Sem reagir à concessão da BR-364, marcada por um dos pedágios mais caros do país, Executivo estadual agora dá andamento à concessão bilionária do saneamento em cerca de 40 municípios
O Governo de Rondônia voltou a ser alvo de críticas após publicar o aviso de licitação internacional para a concessão dos serviços de abastecimento de água e esgotamento sanitário em cerca de 40 municípios do Estado, incluindo Porto Velho. O contrato está estimado em R$ 8,47 bilhões e representa um dos maiores processos de concessão da história de Rondônia.
A iniciativa reacende um debate que ainda está vivo na memória dos rondonienses. Durante todo o processo de concessão da BR-364, que resultou na implantação de um modelo de pedágio amplamente criticado por empresários, produtores rurais, transportadores e lideranças políticas, o Governo do Estado adotou uma postura considerada silenciosa por seus críticos.

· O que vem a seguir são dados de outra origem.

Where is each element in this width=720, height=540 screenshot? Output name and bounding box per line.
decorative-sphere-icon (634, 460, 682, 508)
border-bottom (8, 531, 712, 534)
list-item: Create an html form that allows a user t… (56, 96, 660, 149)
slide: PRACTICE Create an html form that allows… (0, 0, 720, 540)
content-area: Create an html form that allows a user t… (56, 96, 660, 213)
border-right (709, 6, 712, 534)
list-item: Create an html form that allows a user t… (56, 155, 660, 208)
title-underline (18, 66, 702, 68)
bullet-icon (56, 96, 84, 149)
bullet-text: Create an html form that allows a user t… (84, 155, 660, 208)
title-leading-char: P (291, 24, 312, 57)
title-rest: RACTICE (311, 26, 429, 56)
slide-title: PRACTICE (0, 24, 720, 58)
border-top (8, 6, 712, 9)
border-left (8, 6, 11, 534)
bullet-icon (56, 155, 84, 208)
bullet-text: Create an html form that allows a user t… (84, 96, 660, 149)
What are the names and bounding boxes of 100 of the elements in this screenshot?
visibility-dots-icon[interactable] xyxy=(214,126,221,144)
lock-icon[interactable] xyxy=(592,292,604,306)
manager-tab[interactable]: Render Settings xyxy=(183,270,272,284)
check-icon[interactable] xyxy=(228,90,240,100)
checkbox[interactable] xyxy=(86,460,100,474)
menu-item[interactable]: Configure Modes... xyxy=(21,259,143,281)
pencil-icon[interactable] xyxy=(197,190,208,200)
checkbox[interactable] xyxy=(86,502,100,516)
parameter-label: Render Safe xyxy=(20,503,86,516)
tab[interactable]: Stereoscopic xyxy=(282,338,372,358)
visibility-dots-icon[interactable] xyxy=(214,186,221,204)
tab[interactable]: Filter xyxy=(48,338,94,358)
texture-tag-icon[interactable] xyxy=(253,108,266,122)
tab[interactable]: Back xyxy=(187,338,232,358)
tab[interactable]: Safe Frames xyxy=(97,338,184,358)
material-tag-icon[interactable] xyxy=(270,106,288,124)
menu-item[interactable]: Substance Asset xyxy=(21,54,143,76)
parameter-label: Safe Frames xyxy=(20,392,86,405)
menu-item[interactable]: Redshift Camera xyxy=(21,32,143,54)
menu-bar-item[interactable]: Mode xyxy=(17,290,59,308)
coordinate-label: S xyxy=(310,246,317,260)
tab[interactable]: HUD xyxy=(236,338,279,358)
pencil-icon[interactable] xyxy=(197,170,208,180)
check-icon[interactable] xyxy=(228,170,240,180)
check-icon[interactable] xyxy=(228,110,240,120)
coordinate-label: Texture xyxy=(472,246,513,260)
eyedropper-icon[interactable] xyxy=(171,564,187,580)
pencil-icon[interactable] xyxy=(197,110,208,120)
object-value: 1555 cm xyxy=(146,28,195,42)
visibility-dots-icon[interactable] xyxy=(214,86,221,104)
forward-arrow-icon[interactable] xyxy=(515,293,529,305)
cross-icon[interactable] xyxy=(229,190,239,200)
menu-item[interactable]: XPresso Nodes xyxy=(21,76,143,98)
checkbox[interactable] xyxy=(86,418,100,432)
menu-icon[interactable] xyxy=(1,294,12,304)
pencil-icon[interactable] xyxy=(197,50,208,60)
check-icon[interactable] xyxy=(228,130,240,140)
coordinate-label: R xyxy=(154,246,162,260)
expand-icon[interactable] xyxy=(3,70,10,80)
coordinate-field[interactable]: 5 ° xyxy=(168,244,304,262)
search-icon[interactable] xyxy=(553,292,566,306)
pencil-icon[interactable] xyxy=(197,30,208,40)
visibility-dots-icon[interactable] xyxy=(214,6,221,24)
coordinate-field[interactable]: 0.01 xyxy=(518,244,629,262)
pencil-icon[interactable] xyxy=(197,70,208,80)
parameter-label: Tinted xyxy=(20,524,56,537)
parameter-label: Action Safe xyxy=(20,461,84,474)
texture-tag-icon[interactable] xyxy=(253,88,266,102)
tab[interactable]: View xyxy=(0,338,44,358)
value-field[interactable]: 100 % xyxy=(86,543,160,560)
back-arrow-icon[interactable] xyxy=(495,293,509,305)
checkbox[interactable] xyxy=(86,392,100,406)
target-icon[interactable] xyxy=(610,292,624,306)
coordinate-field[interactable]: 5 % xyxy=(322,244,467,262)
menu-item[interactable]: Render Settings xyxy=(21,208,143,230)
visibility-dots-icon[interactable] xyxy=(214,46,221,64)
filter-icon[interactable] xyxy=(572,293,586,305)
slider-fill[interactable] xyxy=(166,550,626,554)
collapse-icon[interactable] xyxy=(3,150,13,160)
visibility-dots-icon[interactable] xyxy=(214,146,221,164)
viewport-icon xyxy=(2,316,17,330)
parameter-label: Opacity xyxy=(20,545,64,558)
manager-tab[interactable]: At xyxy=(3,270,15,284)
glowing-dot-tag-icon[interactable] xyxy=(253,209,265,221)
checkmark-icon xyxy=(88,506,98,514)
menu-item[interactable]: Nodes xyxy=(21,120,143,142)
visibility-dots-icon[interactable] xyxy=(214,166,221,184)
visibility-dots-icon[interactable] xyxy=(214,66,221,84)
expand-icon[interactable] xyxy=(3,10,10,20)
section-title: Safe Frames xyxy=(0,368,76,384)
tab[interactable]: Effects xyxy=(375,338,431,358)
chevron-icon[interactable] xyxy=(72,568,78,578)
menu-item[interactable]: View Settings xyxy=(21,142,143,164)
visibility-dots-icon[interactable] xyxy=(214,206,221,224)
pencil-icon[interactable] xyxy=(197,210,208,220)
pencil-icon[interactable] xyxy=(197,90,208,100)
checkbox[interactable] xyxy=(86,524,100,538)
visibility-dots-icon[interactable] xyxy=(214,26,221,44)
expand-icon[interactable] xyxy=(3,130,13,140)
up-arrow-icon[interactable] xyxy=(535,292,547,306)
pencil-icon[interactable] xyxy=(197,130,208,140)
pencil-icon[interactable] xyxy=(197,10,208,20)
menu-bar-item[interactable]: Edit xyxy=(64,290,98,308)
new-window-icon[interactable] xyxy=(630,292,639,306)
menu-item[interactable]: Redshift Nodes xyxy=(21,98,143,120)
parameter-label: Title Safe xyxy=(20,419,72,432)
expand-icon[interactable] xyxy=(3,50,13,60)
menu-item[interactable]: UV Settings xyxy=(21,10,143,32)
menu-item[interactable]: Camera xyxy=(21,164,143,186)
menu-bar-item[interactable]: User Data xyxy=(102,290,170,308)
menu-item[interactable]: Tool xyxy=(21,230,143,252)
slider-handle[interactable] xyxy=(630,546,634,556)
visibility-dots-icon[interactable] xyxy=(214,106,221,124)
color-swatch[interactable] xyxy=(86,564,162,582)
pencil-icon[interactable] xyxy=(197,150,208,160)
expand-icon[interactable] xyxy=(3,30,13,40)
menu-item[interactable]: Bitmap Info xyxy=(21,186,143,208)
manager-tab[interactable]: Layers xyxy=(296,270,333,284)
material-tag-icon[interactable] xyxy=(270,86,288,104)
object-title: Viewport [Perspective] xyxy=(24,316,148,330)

Mesmo diante da preocupação com os impactos econômicos da concessão e das cobranças para que defendesse mudanças no modelo apresentado, o Executivo estadual não protagonizou a discussão nem liderou um movimento público em defesa dos interesses da população rondoniense.
Agora, a postura é diferente. Sem hesitação, o governo publicou o edital que abre caminho para transferir à iniciativa privada a operação dos serviços de água e esgoto em dezenas de municípios. Para opositores da medida, o contraste chama atenção: enquanto permaneceu praticamente ausente em uma discussão que envolvia uma das principais rodovias do Estado, o Executivo demonstra rapidez ao conduzir mais um processo de concessão de um serviço essencial.
Embora o governo sustente que a medida busca atrair investimentos e ampliar a cobertura do saneamento básico, especialistas e críticos lembram que a privatização de serviços dessa natureza costuma provocar debates sobre reajustes tarifários, fiscalização, qualidade do atendimento e o impacto financeiro para as famílias.
A preocupação é que o custo de um serviço indispensável à população possa aumentar ao longo da concessão, afetando diretamente o orçamento de milhares de rondonienses. Por isso, a publicação do edital já desperta reações de diversos setores, que defendem um amplo debate antes da transferência da gestão do saneamento à iniciativa privada.
O aviso de licitação foi publicado nesta terça-feira (7). O leilão está marcado para o dia 29 de setembro, na B3, em São Paulo. A empresa vencedora será escolhida com base na combinação entre o maior desconto tarifário aos consumidores e o maior valor de outorga pago ao Estado.
Depois do silêncio na concessão da BR-364, o governo agora assume o protagonismo em mais um processo de privatização. Desta vez, envolvendo um dos serviços mais essenciais para a vida da população: o acesso à água e ao saneamento.